12. Metal Gear Solid

Metal Gear Solid was Kojima's first son. Its spirited tactical stealth action innovated on video game sneakery, producing the template games have followed ever since. But the game's are so much more than hiding around corners. They are somber tales told with twinkling humor and mechanical invention, and represent the gold standard in attention to detail.


11. Fallout

War may never change, but Fallout has. What began as an ambitious series of isometrics CRPGs has morphed into an equally ambitious open world RPG extravaganza that could keep fans exploring until the bombs drop. Fallout 76 may be the franchise's first misstep, but it'll take a bigger bomb than that to send this series underground.


10. Dark Souls

The Souls franchise's influence belies its young age. Beginning with Demon Souls in 2009, Hidetaka Miyazaki and FromSoftware have crafted an utterly distinct approach to action games, defined by punishing (but rarely unfair) difficulty, oblique, environment-based narrative, and an utterly melancholic worldview. The Souls games remains as refreshing today as they did on first release, because despite every "Dark Souls of X" comparison, nothing has quite measured up to the First Flame.


9. Grand Theft Auto

Grand Theft Auto's place in the pop culture canon sometimes seems defined by the controversy it provokes. The games in the series are often sophomoric in their humor and cynical in their parody, but the open world video game exists in large part because of the sheer ambition crammed into each of these games.


8. The Elder Scrolls

Skyrim.
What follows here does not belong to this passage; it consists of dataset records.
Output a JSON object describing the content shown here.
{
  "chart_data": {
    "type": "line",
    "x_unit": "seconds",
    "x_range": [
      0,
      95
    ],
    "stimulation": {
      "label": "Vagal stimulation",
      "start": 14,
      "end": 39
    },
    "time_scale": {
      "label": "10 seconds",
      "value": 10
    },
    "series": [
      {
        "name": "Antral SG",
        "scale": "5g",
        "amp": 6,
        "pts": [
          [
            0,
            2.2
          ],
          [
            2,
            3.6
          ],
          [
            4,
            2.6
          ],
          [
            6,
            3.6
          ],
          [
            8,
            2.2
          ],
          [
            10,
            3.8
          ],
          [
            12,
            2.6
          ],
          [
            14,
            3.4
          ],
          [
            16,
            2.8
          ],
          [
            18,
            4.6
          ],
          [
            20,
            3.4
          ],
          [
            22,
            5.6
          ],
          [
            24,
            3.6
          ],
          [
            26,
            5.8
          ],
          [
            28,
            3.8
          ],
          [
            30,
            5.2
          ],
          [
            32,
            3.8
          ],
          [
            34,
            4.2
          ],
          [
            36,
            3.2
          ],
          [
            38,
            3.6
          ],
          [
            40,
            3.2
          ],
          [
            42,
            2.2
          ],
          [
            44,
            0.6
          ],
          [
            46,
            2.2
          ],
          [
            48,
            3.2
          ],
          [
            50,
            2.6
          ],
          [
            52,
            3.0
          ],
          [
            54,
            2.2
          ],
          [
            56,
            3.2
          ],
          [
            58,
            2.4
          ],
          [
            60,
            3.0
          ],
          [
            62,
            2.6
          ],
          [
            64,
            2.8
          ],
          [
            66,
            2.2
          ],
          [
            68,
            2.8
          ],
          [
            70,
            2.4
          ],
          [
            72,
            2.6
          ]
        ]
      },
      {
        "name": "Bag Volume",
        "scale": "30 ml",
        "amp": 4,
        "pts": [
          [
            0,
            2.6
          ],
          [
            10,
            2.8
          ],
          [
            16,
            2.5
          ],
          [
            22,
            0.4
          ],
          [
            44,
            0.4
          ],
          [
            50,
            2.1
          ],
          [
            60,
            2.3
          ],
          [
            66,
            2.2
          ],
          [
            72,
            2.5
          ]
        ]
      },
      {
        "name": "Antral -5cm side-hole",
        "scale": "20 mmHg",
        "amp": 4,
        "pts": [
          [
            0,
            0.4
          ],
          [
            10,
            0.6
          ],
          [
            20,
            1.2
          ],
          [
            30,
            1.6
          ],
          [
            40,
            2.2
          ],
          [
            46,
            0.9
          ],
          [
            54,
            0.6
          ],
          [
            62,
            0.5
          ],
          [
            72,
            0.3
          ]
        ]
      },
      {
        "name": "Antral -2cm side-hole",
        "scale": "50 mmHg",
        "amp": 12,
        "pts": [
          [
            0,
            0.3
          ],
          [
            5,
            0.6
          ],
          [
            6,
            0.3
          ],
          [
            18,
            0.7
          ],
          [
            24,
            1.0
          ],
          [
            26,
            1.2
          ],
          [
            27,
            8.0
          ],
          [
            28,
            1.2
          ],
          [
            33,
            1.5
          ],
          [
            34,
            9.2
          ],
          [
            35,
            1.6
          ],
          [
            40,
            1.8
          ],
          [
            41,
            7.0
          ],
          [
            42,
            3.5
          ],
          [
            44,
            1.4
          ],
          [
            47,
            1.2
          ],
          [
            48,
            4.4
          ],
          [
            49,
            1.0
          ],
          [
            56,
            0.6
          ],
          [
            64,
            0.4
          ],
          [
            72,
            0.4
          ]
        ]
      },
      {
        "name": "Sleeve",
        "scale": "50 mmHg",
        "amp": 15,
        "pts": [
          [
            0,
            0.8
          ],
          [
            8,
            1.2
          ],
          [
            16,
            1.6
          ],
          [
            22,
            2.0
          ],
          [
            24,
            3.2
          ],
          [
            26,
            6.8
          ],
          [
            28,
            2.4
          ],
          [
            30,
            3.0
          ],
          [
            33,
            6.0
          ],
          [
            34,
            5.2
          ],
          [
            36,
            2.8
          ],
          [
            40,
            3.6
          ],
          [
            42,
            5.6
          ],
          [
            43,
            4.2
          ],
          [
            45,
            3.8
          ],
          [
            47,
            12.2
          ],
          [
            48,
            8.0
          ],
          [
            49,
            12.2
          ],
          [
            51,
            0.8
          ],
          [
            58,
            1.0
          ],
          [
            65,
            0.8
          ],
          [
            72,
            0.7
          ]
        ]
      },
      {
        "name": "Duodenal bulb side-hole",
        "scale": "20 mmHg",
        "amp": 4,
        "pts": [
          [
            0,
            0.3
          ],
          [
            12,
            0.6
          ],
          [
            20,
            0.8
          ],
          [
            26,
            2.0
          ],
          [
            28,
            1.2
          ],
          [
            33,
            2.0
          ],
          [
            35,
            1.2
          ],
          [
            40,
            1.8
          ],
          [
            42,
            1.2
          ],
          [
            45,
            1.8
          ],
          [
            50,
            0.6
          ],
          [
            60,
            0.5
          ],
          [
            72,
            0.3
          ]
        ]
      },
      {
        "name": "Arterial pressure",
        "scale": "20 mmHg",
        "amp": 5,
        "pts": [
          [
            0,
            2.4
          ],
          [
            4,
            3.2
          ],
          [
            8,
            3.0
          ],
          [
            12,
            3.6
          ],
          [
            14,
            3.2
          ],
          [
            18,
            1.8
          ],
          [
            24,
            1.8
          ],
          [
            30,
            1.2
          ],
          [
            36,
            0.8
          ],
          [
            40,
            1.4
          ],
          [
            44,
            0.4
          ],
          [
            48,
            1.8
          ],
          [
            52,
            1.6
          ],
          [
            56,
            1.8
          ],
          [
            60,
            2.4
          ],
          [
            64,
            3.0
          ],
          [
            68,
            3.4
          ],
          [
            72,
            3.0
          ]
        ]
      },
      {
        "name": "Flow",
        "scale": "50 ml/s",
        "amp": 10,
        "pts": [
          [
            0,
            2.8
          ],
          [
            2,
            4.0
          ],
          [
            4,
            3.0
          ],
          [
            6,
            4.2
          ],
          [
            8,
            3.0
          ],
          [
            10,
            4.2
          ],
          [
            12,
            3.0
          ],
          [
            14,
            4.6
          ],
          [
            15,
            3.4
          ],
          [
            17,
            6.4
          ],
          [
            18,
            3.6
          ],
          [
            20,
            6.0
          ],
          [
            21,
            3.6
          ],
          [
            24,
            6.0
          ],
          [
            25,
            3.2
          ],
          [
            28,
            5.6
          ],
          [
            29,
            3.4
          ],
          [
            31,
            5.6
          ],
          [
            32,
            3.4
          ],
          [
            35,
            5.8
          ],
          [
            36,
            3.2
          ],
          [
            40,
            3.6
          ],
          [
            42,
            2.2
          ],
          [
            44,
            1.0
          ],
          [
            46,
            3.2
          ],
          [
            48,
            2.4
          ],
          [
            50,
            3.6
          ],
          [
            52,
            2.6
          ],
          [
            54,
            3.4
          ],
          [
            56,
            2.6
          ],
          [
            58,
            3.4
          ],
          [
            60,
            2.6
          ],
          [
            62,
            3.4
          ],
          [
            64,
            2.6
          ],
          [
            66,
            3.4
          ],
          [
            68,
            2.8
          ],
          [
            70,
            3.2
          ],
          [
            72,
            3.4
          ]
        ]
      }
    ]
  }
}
I mean, sure, Morrowind is an absolute treasure of an RPG. Oblivion embodied Xbox-era fantasy with a wondrous and beautiful sandbox. Even Arena and Daggerfall have their place somewhere in the canon. But even without all of those classics, the Elder Scrolls would likely make it into the history books. Because Skyrim.


7. Street Fighter

From the arcades to Evo, Street Fighter has carried the torch for fighting games. Hitting its stride with Street Fighter 2 in 1991, the series just about birthed the FGC. Today, tournaments continue to rake in views with one of the oldest franchises in esports, and Capcom continues to push the envelope for publisher support of an esport.


6. Tetris

For the most part, Tetris is as it was when it first hit arcades in 1984. The game's signature blend of puzzle solving and twitch reflex tests have made it a perennial feature on just about every platform since. Tetris is as prevalent on phones as it is on consoles, making it the rare game with unbelievable mass and niche appeal without compromise.


5. Final Fantasy

The Final Fantasy series is, may I say, stupid long. You thought Kingdom Hearts was convoluted? There are more than 50 titles in the Final Fantasy franchise, with 15 in the main series line alone. Final Fantasy 7 catapulted the series to global prominence, but excellence can be found throughout the massive oeuvre.


4. Metroid

When your game births an entire genre, you can step to Metroid. As influential in 2D sidescrolling explorathons as it is in first person adventures, the Metroid franchise has left an indelible mark on video game history. And it did it in heels.


3. Half Life

Speaking of influence on first person shooters — The Half Life series may have done more to shape shooters than any game before or since. Its revolutionary approach to exposition, combined with a groundbreaking physics engine and top shelf writing have earned the series mythic status. Even without a third installment, Half Life remains a high watermark in video games.


2. The Legend of Zelda

Without Zelda, there is no adventure game. With four installments in the conversation for greatest video game of all time (Ocarina of Time, Majora's Mask, Wind Waker and Breath of the Wild), The Legend of Zelda is an unstoppable juggernaut of innovation and superlative quality.


1. Super Mario

Mario may be the most iconic character in video game history, and with good reason. From core games that define each era of platforming, to party games your friends will never put away for good, to sports titles that have no business being so damn fun, Mario may never die. And that makes his franchise the greatest in video game history.